23 March 1535: Sir William Skeffington captured Maynooth Castle on this day. He had been sent over from England the year before by Henry VIII to re- impose Royal rule upon the Irish and the Anglo-Irish Lords, specifically the family of the Earl of Kildare. He was faced with a military revolt by Lord Thomas Fitzgerald, the son of the Earl of Kildare the great Garrett ‘Oge’ Fitzgerald, who was held captive in the Tower of London.
Lord Thomas or ‘Silken Thomas’ was a rash and impetuous youth who badly misjudged his own power and abilities. On hearing [falsely] that his father had been executed he rose in revolt and attcked the English wherever he could find them. Through the power of his family’s name and the desire of the Catholics of Ireland to pre-empt the imposition of the English Reformation upon Ireland this led to a flush of initial success that rapidly petered out at the end of 1534.
Skeffington had remained inactive during the whole winter, gathering men and supplies. But in March 1535 he laid siege to the castle of Maynooth, the strongest of Fitzgerald's fortresses, which was defended by 100 men, mostly gunners.
Sir William Skeffington remained inactive during the whole winter. But in March 1535 he laid siege to the castle of Maynooth, the strongest of Fitzgerald's fortresses, which was defended by 100 men. After a siege of nine days, during which the castle was battered by artillery, then for the first time used in Ireland, he took it by storm, except the great keep; and the garrison who defended this, now reduced to thirty-seven men, seeing the case hopeless, surrendered, doubtless expecting mercy.
A Concise History of Ireland by P. W. Joyce
Though artillery had been played upon the walls the outer defenses were actually stormed through the use of treachery. The Constable of the Castle was one Christopher Paris who betrayed the entrance to the structure by rendering the men charged with the defense of the entrance either drunk or more probably he spiked their drinks to render them senseless. As the English flowed in they put most of the garrison to the sword. The attackers lost some seven dead to about sixty defenders so it looks like they caught them unawares in their slumbers. Only the great keep remained untaken and the survivors there [some 30 men] struck on terms that their lives would be spared if they would but come out and lay down their weapons.
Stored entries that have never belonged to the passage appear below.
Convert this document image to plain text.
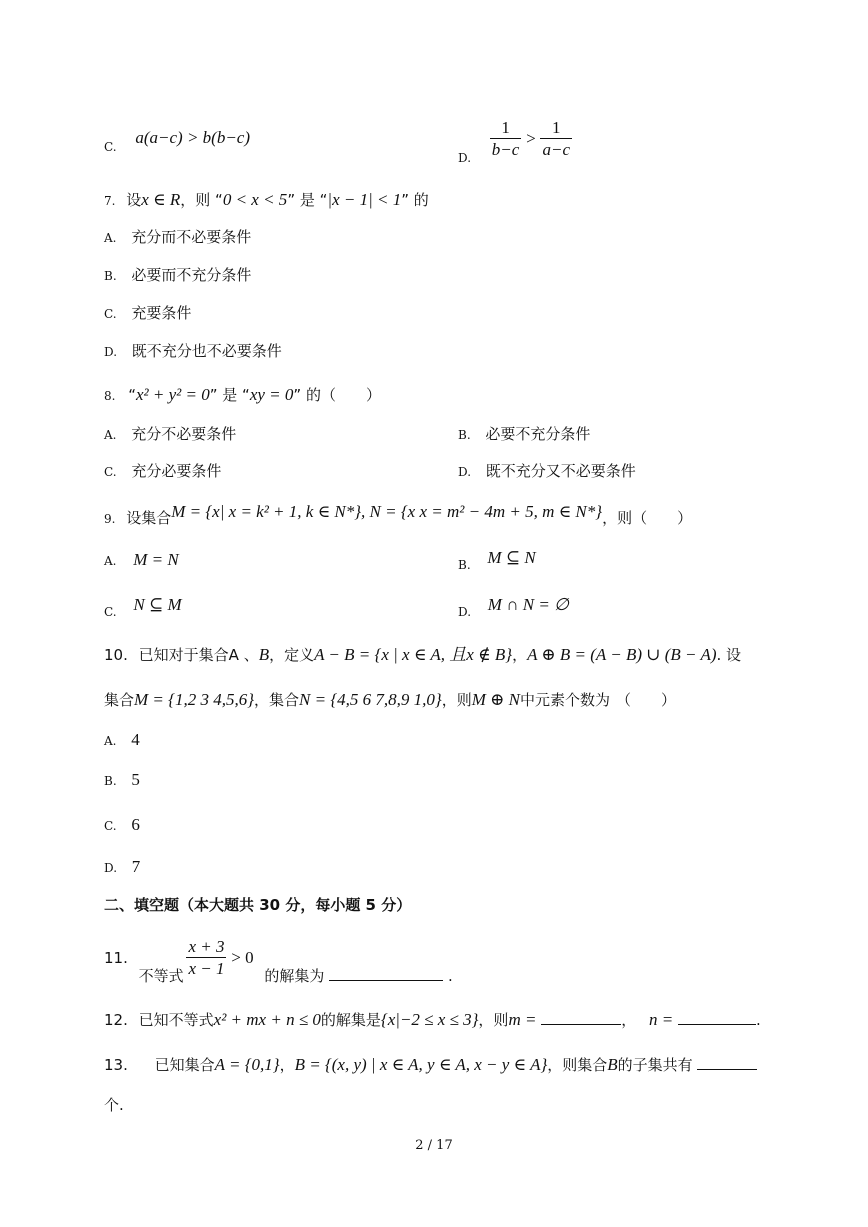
C. a(a−c) > b(b−c)
$_{D.} \frac{1}{b-c} > \frac{1}{a-c}$
7. 设x ∈ R，则 “0 < x < 5” 是 “|x − 1| < 1” 的
A. 充分而不必要条件
B. 必要而不充分条件
C. 充要条件
D. 既不充分也不必要条件
8. “x² + y² = 0” 是 “xy = 0” 的（　　）
A. 充分不必要条件	B. 必要不充分条件
C. 充分必要条件	D. 既不充分又不必要条件
9. 设集合M = {x| x = k² + 1, k ∈ N*}, N = {x x = m² − 4m + 5, m ∈ N*}，则（　　）
A. M = N	$_{B.}$ M ⊆ N
$_{C.}$ N ⊆ M	$_{D.}$ M ∩ N = ∅
10. 已知对于集合A 、B，定义A − B = {x | x ∈ A, 且x ∉ B}，A ⊕ B = (A − B) ∪ (B − A). 设
集合M = {1,2 3 4,5,6}，集合N = {4,5 6 7,8,9 1,0}，则M ⊕ N中元素个数为 （　　）
A. 4
B. 5
C. 6
D. 7
二、填空题（本大题共 30 分，每小题 5 分）
11. 不等式 $\frac{x + 3}{x - 1} > 0$ 的解集为	.
12. 已知不等式x² + mx + n ≤ 0的解集是{x|−2 ≤ x ≤ 3}，则m =	， n =	.
13. 已知集合A = {0,1}，B = {(x, y) | x ∈ A, y ∈ A, x − y ∈ A}，则集合B的子集共有
个.
2 / 17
In the aftermath Skeffington wrote to King Henry:
Their lives were preserved by appointment, until they should be presented to me, your deputy, and then to be ordered, as I and your council thought good. We thought it expedient to put them to execution as an example to others (Carew Papers). Local tradition holds that they were hanged from the central arch of the castle.
The Neighbourhood of Dublin By Weston St. John Joyce
However the Lord Deputy’s ruthlessness backfired on his successors, as his actions only made future defenders more wary of such capitulations and ‘the Pardon of Maynooth’ became a byword for treachery amongst the Irish.
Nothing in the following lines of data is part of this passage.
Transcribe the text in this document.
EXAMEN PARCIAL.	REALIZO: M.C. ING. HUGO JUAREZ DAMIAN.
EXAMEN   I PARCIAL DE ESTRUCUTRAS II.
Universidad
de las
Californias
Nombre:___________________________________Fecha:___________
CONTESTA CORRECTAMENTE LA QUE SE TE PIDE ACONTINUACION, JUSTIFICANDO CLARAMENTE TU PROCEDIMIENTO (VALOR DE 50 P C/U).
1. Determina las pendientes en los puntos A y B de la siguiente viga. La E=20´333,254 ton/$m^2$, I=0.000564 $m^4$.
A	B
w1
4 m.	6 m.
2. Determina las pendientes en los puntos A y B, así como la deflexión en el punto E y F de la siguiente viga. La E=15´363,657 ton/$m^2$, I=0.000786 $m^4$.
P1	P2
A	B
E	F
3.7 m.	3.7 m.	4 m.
As for the man who betrayed his foster brother’s Castle he made it out alive but was seized and brought before the Lord Deputy:
Murder and foul treachery was done by his own gallowglas and trusted constable on the son of the Earl of Kildare and his town, namely, Magh-nuadhad, was sold and betrayed by him to the Saxons, whilst the warders of the town were asleep and the majority of the warders were slain in their sleep and five, or six, clerics and priests were slain there. And, when they went into possession of the town, they brought that man who betrayed the town to them, into the presence of the Deputy of the king. And it was asked of him how long he could hold the town, if he had not betrayed it. And he said that he could hold it to the end of a year.
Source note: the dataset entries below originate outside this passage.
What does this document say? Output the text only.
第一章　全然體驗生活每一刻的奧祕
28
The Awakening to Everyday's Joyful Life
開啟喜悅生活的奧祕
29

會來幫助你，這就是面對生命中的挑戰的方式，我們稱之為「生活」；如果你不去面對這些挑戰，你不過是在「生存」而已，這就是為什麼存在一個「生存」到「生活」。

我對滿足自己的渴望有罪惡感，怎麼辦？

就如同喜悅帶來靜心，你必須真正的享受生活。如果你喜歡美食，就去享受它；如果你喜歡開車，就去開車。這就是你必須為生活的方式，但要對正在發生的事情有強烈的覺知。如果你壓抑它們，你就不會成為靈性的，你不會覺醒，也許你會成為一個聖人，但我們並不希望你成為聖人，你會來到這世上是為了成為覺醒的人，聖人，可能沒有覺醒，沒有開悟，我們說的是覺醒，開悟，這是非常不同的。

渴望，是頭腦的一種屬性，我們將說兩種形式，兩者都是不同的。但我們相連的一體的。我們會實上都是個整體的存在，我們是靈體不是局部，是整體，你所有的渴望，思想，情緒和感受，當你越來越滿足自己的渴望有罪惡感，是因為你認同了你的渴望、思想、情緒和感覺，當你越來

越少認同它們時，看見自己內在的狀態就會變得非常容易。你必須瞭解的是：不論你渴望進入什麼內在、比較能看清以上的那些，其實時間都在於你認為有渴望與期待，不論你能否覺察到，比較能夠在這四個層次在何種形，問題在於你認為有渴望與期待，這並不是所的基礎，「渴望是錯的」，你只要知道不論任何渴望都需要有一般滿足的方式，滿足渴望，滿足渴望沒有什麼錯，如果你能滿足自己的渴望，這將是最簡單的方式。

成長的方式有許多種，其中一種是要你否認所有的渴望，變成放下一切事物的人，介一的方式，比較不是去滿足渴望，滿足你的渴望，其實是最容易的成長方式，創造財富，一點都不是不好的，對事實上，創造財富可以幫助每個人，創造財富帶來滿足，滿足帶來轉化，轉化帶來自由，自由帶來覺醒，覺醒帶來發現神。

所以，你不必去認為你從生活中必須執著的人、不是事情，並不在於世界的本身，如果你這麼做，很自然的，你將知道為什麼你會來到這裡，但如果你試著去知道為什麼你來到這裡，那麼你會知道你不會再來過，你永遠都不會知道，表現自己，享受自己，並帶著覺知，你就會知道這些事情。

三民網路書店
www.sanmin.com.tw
Skeffington was not impressed with this man who was not only a Rebel in his eyes but a traitor to his own side as well. He had him put to death and his body chopped to pieces.
And this is the sentence that was passed upon him,—everything that was promised to him, to give it to his father, for he did not treachery or deception, and the man that did the deceit and the foul treachery on his lord, to be put to death, on the plea that he would do more of that misdeed upon them, or on someone else. And four quarters were made of him. And woe is he that would do treachery, or parricide, or deception, to doom, as God deigned to have that deception issue, like that. And benison to the man that passed that sentence.